The Times reports that Nigel Farage and his partner Laure Ferrari hold a mortgage-free property portfolio worth more than £4 million, some of it off the parliamentary register. He may be technically compliant. For the man who spent thirty years attacking Westminster opacity, technically compliant is the problem.

By Open Govt · 2 July 2026

The Times reported that Nigel Farage and his partner Laure Ferrari have a mortgage-free property portfolio worth more than £4 million. The properties include a home in Clacton purchased by Ferrari in cash during the 2024 campaign, two residential properties in Folkestone and Hythe held through Farage’s company Thorn In Side Ltd, and other assets. Some of these interests appear on the parliamentary register. Others do not.

The parliamentary rules say company-owned properties do not need to be declared unless the MP personally uses or personally benefits from them. The Standards Commissioner has confirmed that interpretation in correspondence. So Farage may well be technically compliant. The register does not describe usage or occupancy, which means the public has no way to verify whether the exemption applies.

Strip the technical detail away and look at who is making the argument. Farage built a political career on the argument that Westminster politicians are self-serving, financially opaque and unaccountable to the public. He said the system needed someone from outside to clean it up. He is now the MP who has been found to have breached the Code of Conduct 17 times for late declarations of £384,000 in outside earnings. He is the subject of a formal Standards Commissioner inquiry over an undeclared £5 million gift from the man who funds two thirds of his party. His company owns properties that may or may not need to be on the register depending on an interpretation the public cannot verify. And his defence in every case has been the same: the rules say I do not have to.

The rules may say that. A man who spent thirty years telling everyone the rules were not good enough does not get to hide behind them when they protect him.

Farage does not have a corruption problem. He has a transparency problem.

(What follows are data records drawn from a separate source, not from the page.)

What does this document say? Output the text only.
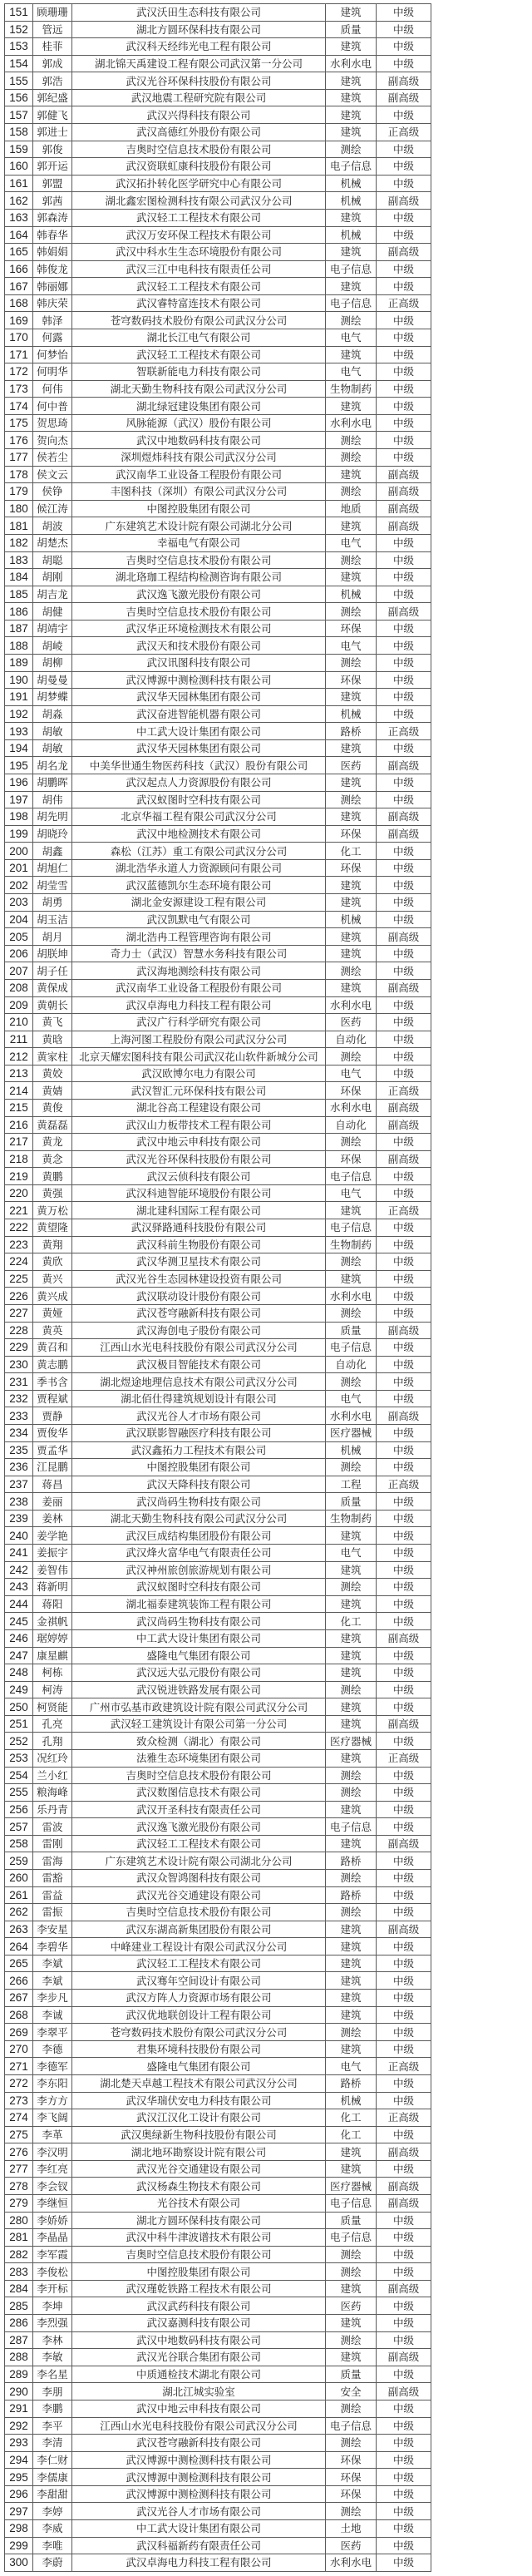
151	顾珊珊	武汉沃田生态科技有限公司	建筑	中级
152	管远	湖北方圆环保科技有限公司	质量	中级
153	桂菲	武汉科天经纬光电工程有限公司	建筑	中级
154	郭成	湖北锦天禹建设工程有限公司武汉第一分公司	水利水电	中级
155	郭浩	武汉光谷环保科技股份有限公司	建筑	副高级
156	郭纪盛	武汉地震工程研究院有限公司	建筑	副高级
157	郭健飞	武汉兴得科技有限公司	建筑	中级
158	郭进士	武汉高德红外股份有限公司	建筑	正高级
159	郭俊	吉奥时空信息技术股份有限公司	测绘	中级
160	郭开运	武汉资联虹康科技股份有限公司	电子信息	中级
161	郭盟	武汉拓扑转化医学研究中心有限公司	机械	中级
162	郭茜	湖北鑫宏图检测科技有限公司武汉分公司	机械	副高级
163	郭森涛	武汉轻工工程技术有限公司	建筑	中级
164	韩春华	武汉万安环保工程技术有限公司	机械	中级
165	韩娟娟	武汉中科水生生态环境股份有限公司	建筑	副高级
166	韩俊龙	武汉三江中电科技有限责任公司	电子信息	中级
167	韩丽娜	武汉轻工工程技术有限公司	建筑	中级
168	韩庆荣	武汉睿特富连技术有限公司	电子信息	正高级
169	韩泽	苍穹数码技术股份有限公司武汉分公司	测绘	中级
170	何露	湖北长江电气有限公司	电气	中级
171	何梦怡	武汉轻工工程技术有限公司	建筑	中级
172	何明华	智联新能电力科技有限公司	电气	中级
173	何伟	湖北天勤生物科技有限公司武汉分公司	生物制药	中级
174	何中普	湖北绿冠建设集团有限公司	建筑	中级
175	贺思琦	风脉能源（武汉）股份有限公司	水利水电	中级
176	贺向杰	武汉中地数码科技有限公司	测绘	中级
177	侯若尘	深圳煜炜科技有限公司武汉分公司	测绘	中级
178	侯文云	武汉南华工业设备工程股份有限公司	建筑	副高级
179	侯铮	丰图科技（深圳）有限公司武汉分公司	测绘	副高级
180	候江涛	中图控股集团有限公司	地质	副高级
181	胡波	广东建筑艺术设计院有限公司湖北分公司	建筑	副高级
182	胡楚杰	幸福电气有限公司	电气	中级
183	胡聪	吉奥时空信息技术股份有限公司	测绘	中级
184	胡刚	湖北珞珈工程结构检测咨询有限公司	建筑	中级
185	胡吉龙	武汉逸飞激光股份有限公司	机械	中级
186	胡健	吉奥时空信息技术股份有限公司	测绘	副高级
187	胡靖宇	武汉华正环境检测技术有限公司	环保	中级
188	胡崚	武汉天和技术股份有限公司	电气	中级
189	胡柳	武汉讯图科技有限公司	测绘	中级
190	胡曼曼	武汉博源中测检测科技有限公司	环保	中级
191	胡梦蝶	武汉华天园林集团有限公司	建筑	中级
192	胡淼	武汉奋进智能机器有限公司	机械	中级
193	胡敏	中工武大设计集团有限公司	路桥	正高级
194	胡敏	武汉华天园林集团有限公司	建筑	中级
195	胡名龙	中美华世通生物医药科技（武汉）股份有限公司	医药	副高级
196	胡鹏晖	武汉起点人力资源股份有限公司	建筑	中级
197	胡伟	武汉蚁图时空科技有限公司	测绘	中级
198	胡先明	北京华福工程有限公司武汉分公司	建筑	副高级
199	胡晓玲	武汉中地检测技术有限公司	环保	副高级
200	胡鑫	森松（江苏）重工有限公司武汉分公司	化工	中级
201	胡旭仁	湖北浩华永道人力资源顾问有限公司	环保	中级
202	胡莹雪	武汉蓝德凯尔生态环境有限公司	建筑	中级
203	胡勇	湖北金安源建设工程有限公司	建筑	中级
204	胡玉洁	武汉凯默电气有限公司	机械	中级
205	胡月	湖北浩冉工程管理咨询有限公司	建筑	副高级
206	胡朕坤	奇力士（武汉）智慧水务科技有限公司	建筑	中级
207	胡子任	武汉海地测绘科技有限公司	测绘	中级
208	黄保成	武汉南华工业设备工程股份有限公司	建筑	副高级
209	黄朝长	武汉卓海电力科技工程有限公司	水利水电	中级
210	黄飞	武汉广行科学研究有限公司	医药	中级
211	黄晗	上海河图工程股份有限公司武汉分公司	自动化	中级
212	黄家柱	北京天耀宏图科技有限公司武汉花山软件新城分公司	测绘	中级
213	黄姣	武汉欧博尔电力有限公司	电气	中级
214	黄婧	武汉智汇元环保科技有限公司	环保	正高级
215	黄俊	湖北谷高工程建设有限公司	水利水电	副高级
216	黄磊磊	武汉山力板带技术工程有限公司	自动化	副高级
217	黄龙	武汉中地云申科技有限公司	测绘	中级
218	黄念	武汉光谷环保科技股份有限公司	环保	副高级
219	黄鹏	武汉云侦科技有限公司	电子信息	中级
220	黄强	武汉科迪智能环境股份有限公司	电气	中级
221	黄万松	湖北建科国际工程有限公司	建筑	正高级
222	黄望隆	武汉驿路通科技股份有限公司	电子信息	中级
223	黄翔	武汉科前生物股份有限公司	生物制药	中级
224	黄欣	武汉华测卫星技术有限公司	测绘	中级
225	黄兴	武汉光谷生态园林建设投资有限公司	建筑	中级
226	黄兴成	武汉联动设计股份有限公司	水利水电	中级
227	黄娅	武汉苍穹融新科技有限公司	测绘	中级
228	黄英	武汉海创电子股份有限公司	质量	副高级
229	黄召和	江西山水光电科技股份有限公司武汉分公司	电子信息	中级
230	黄志鹏	武汉极目智能技术有限公司	自动化	中级
231	季书含	湖北煜途地理信息技术有限公司武汉分公司	测绘	中级
232	贾程斌	湖北佰仕得建筑规划设计有限公司	电气	中级
233	贾静	武汉光谷人才市场有限公司	水利水电	副高级
234	贾俊华	武汉联影智融医疗科技有限公司	医疗器械	中级
235	贾孟华	武汉鑫拓力工程技术有限公司	机械	中级
236	江昆鹏	中图控股集团有限公司	测绘	中级
237	蒋昌	武汉天降科技有限公司	工程	正高级
238	姜丽	武汉尚码生物科技有限公司	质量	中级
239	姜林	湖北天勤生物科技有限公司武汉分公司	生物制药	中级
240	姜学艳	武汉巨成结构集团股份有限公司	建筑	中级
241	姜振宇	武汉烽火富华电气有限责任公司	电气	中级
242	姜智伟	武汉神州旅创旅游规划有限公司	建筑	中级
243	蒋新明	武汉蚁图时空科技有限公司	测绘	中级
244	蒋阳	湖北福泰建筑装饰工程有限公司	建筑	中级
245	金祺帆	武汉尚码生物科技有限公司	化工	中级
246	琚婷婷	中工武大设计集团有限公司	建筑	副高级
247	康星麒	盛隆电气集团有限公司	建筑	中级
248	柯栋	武汉远大弘元股份有限公司	建筑	中级
249	柯涛	武汉锐进铁路发展有限公司	测绘	中级
250	柯贤能	广州市弘基市政建筑设计院有限公司武汉分公司	建筑	中级
251	孔亮	武汉轻工建筑设计有限公司第一分公司	建筑	副高级
252	孔翔	致众检测（湖北）有限公司	医疗器械	中级
253	况红玲	法雅生态环境集团有限公司	建筑	正高级
254	兰小红	吉奥时空信息技术股份有限公司	测绘	中级
255	粮海峰	武汉数图信息技术有限公司	测绘	中级
256	乐丹青	武汉开圣科技有限责任公司	建筑	中级
257	雷波	武汉逸飞激光股份有限公司	电子信息	中级
258	雷刚	武汉轻工工程技术有限公司	建筑	副高级
259	雷海	广东建筑艺术设计院有限公司湖北分公司	路桥	中级
260	雷豁	武汉众智鸿图科技有限公司	测绘	中级
261	雷益	武汉光谷交通建设有限公司	路桥	中级
262	雷振	吉奥时空信息技术股份有限公司	测绘	中级
263	李安星	武汉东湖高新集团股份有限公司	建筑	副高级
264	李碧华	中峰建业工程设计有限公司武汉分公司	建筑	中级
265	李斌	武汉轻工工程技术有限公司	建筑	中级
266	李斌	武汉骞年空间设计有限公司	建筑	中级
267	李步凡	武汉方阵人力资源市场有限公司	建筑	中级
268	李诚	武汉优地联创设计工程有限公司	建筑	中级
269	李翠平	苍穹数码技术股份有限公司武汉分公司	测绘	中级
270	李德	君集环境科技股份有限公司	建筑	中级
271	李德军	盛隆电气集团有限公司	电气	正高级
272	李东阳	湖北楚天卓越工程技术有限公司武汉分公司	路桥	中级
273	李方方	武汉华瑞伏安电力科技有限公司	机械	中级
274	李飞阔	武汉江汉化工设计有限公司	化工	正高级
275	李革	武汉奥绿新生物科技股份有限公司	化工	中级
276	李汉明	湖北地环勘察设计院有限公司	建筑	副高级
277	李红亮	武汉光谷交通建设有限公司	建筑	中级
278	李会钗	武汉杨森生物技术有限公司	医疗器械	副高级
279	李继恒	光谷技术有限公司	电子信息	副高级
280	李娇娇	湖北方圆环保科技有限公司	质量	中级
281	李晶晶	武汉中科牛津波谱技术有限公司	电子信息	中级
282	李军霞	吉奥时空信息技术股份有限公司	测绘	中级
283	李俊松	中图控股集团有限公司	测绘	中级
284	李开标	武汉瑾乾铁路工程技术有限公司	建筑	副高级
285	李坤	武汉武药科技有限公司	医药	中级
286	李烈强	武汉嘉测科技有限公司	建筑	中级
287	李林	武汉中地数码科技有限公司	测绘	中级
288	李敏	武汉光谷联合集团有限公司	建筑	副高级
289	李名星	中质通检技术湖北有限公司	质量	中级
290	李朋	湖北江城实验室	安全	副高级
291	李鹏	武汉中地云申科技有限公司	测绘	中级
292	李平	江西山水光电科技股份有限公司武汉分公司	电子信息	中级
293	李清	武汉苍穹融新科技有限公司	测绘	中级
294	李仁财	武汉博源中测检测科技有限公司	环保	中级
295	李儒康	武汉博源中测检测科技有限公司	环保	中级
296	李甜甜	武汉博源中测检测科技有限公司	环保	中级
297	李婷	武汉光谷人才市场有限公司	测绘	中级
298	李威	中工武大设计集团有限公司	土地	中级
299	李唯	武汉科福新药有限责任公司	医药	中级
300	李蔚	武汉卓海电力科技工程有限公司	水利水电	中级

Ferrari’s role runs through several of these stories. She purchased the Clacton house in cash. Farage told voters during the campaign that he had bought a home in Clacton. Land Registry records showed the property was in Ferrari’s name only. She first met Farage in 2007 when she was working as a waitress in Strasbourg. She went on to work as his EU parliamentary aide, ran the IDDE think tank that was accused of illegally diverting public money for UKIP’s benefit, and was a founding member of The Movement alongside Steve Bannon. She is not a peripheral figure. She is central to the financial and political operation around Farage, and several of the assets now under scrutiny are in her name.

Farage does not have a corruption problem. He has a transparency problem. And for a politician whose entire brand is built on transparency, that is worse.

Published by Open Govt on 2 July 2026.